The Magic of Cooking

 




    At the start of the academic year, I moved into my first apartment. Something I promised myself I would do was learn to cook. I don't mean putting mac and cheese in the microwave or putting a frozen pizza in the oven. I mean actually buying ingredients and following recipes to prepare a main course and maybe a few sides from time to time. I would say that about 10 months later, I have been somewhat successful, but not really where I want to be.

    I learned that cooking is hard for a variety of reasons. It takes time to plan out a meal, purchase ingredients, cook the courses, and serve them. It is a lot of work for about 15-20 minutes of eating, and when you work nights, it seems like a better option just to hit a drive thru on the way home. Something else I learned is that cooking is like magic. I remember taking a class a few years ago in the history department here called "History of Food in America" with Dr.
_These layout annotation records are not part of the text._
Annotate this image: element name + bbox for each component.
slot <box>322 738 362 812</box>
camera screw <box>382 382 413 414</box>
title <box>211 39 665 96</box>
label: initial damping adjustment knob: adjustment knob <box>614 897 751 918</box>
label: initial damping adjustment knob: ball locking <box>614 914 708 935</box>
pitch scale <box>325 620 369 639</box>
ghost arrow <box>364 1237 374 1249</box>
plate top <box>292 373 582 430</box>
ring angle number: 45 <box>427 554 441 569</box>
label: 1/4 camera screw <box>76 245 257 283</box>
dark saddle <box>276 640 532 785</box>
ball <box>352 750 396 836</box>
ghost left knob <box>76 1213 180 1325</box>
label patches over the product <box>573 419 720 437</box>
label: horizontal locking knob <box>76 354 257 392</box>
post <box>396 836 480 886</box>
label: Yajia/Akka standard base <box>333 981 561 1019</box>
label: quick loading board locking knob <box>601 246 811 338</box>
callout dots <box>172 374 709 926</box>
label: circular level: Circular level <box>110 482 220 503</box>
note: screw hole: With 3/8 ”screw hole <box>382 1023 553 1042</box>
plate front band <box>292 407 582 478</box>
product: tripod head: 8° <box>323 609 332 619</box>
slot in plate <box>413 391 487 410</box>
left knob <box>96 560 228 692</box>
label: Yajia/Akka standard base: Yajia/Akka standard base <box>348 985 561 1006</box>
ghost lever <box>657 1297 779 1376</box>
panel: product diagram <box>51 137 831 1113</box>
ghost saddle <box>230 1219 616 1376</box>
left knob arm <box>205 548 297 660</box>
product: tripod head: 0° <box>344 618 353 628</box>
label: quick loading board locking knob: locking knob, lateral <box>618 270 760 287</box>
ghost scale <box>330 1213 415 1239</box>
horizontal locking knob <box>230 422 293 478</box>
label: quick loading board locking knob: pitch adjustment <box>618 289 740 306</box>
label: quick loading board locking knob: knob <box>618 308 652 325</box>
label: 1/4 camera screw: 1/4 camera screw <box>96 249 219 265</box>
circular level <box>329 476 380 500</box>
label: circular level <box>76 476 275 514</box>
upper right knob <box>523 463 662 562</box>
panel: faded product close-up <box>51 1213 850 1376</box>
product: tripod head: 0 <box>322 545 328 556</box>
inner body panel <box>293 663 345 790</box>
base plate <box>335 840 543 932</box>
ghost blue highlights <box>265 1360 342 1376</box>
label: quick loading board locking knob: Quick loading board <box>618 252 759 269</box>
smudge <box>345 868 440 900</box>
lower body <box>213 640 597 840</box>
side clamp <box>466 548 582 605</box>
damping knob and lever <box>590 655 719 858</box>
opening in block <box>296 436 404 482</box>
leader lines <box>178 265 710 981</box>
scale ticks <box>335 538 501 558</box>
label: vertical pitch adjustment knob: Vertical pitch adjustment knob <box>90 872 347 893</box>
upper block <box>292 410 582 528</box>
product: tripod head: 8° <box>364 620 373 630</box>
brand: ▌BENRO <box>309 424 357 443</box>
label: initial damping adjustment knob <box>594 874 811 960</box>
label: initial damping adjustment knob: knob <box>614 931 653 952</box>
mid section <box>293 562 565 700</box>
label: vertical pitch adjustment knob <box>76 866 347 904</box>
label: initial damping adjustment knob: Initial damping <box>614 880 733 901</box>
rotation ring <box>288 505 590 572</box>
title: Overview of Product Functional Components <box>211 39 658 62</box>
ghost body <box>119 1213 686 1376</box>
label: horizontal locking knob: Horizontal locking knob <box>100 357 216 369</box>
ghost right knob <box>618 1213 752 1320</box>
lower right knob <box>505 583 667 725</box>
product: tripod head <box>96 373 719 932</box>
Rebecca Sharpless (the sweetest woman on the planet). In that class, we talked about the process of grinding corn into tortillas known as nixtamalization. Before modern technology, it involved soaking the corn in an alkaline solution, typically water mixed with lime and ashes, and then grinding the composition against a grindstone. I remember thinking, "How the hell did anyone figure that out?!" 
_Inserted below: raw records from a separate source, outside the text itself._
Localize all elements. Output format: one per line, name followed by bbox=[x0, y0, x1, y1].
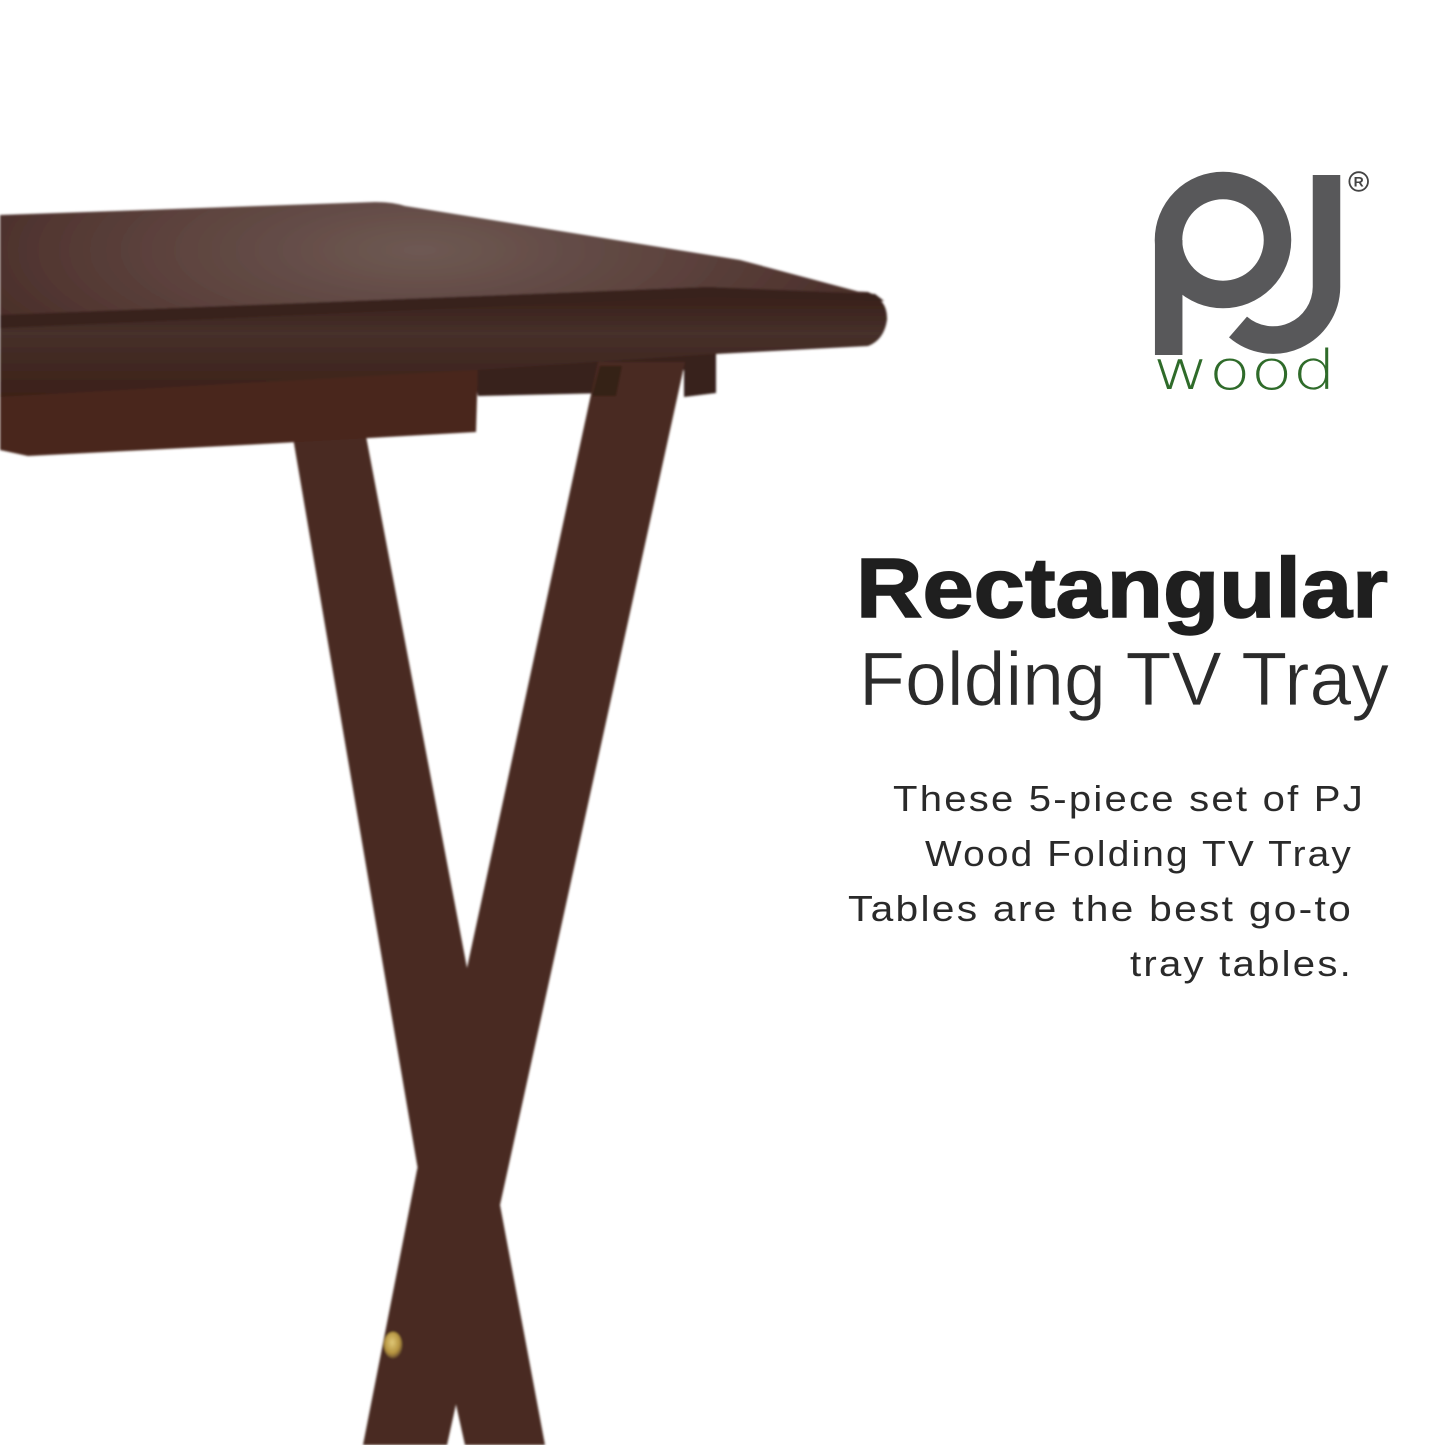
brass hinge screw bbox=[384, 1332, 402, 1358]
logo: PJ Wood bbox=[1153, 172, 1368, 402]
table top: upper surface bbox=[0, 202, 875, 315]
product photo: folding tray table bbox=[0, 202, 887, 1445]
rear apron rail bbox=[470, 345, 716, 397]
front apron rail bbox=[0, 364, 478, 456]
logo wordmark: wood: wood bbox=[1153, 339, 1336, 402]
logo mark: letters p and j bbox=[1168, 175, 1326, 355]
description text bbox=[848, 778, 1365, 984]
heading line: Folding TV Tray: Folding TV Tray bbox=[859, 637, 1389, 722]
table leg: front-slanting leg bbox=[363, 362, 685, 1445]
heading bbox=[856, 541, 1389, 722]
heading line: Rectangular: Rectangular bbox=[856, 541, 1388, 635]
description text: Wood Folding TV Tray bbox=[925, 833, 1353, 874]
dark inner face of front leg bbox=[592, 366, 622, 396]
description text: These 5-piece set of PJ bbox=[893, 778, 1365, 819]
registered trademark mark: R bbox=[1354, 174, 1364, 190]
description text: Tables are the best go-to bbox=[848, 888, 1353, 929]
table top: front edge bbox=[0, 284, 887, 397]
table leg: back-slanting leg bbox=[290, 415, 545, 1445]
registered trademark mark bbox=[1349, 172, 1368, 191]
description text: tray tables. bbox=[1130, 943, 1353, 984]
table top: dark bevel shadow bbox=[0, 287, 884, 328]
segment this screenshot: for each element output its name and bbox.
    The truth is, cooking is a form of alchemy, similar to the creation of potions. Over hundreds and thousands of years, humans have learned what different ingredients do when mixed together. But cooking goes beyond that. The mixture of different ingredients combined with cooking food with different techniques and at different temperatures, have resulted in the limitless possibilities of meal preparation. I feel that we often take this process for granted. It took the efforts of many generations before us to figure out what was safe to eat, what wasn't, and how to make the things we eat taste delicious. It is even more fascinating to consider that if someone wanted to experiment with using new ingredients or cooking techniques, that they could have been accused of practicing witchcraft! I'm still not sure how people figured out how to cook. It is alchemy, it is science, and it is truly magical. And in my case, it is too hard. I'll let the witches continue to make my food.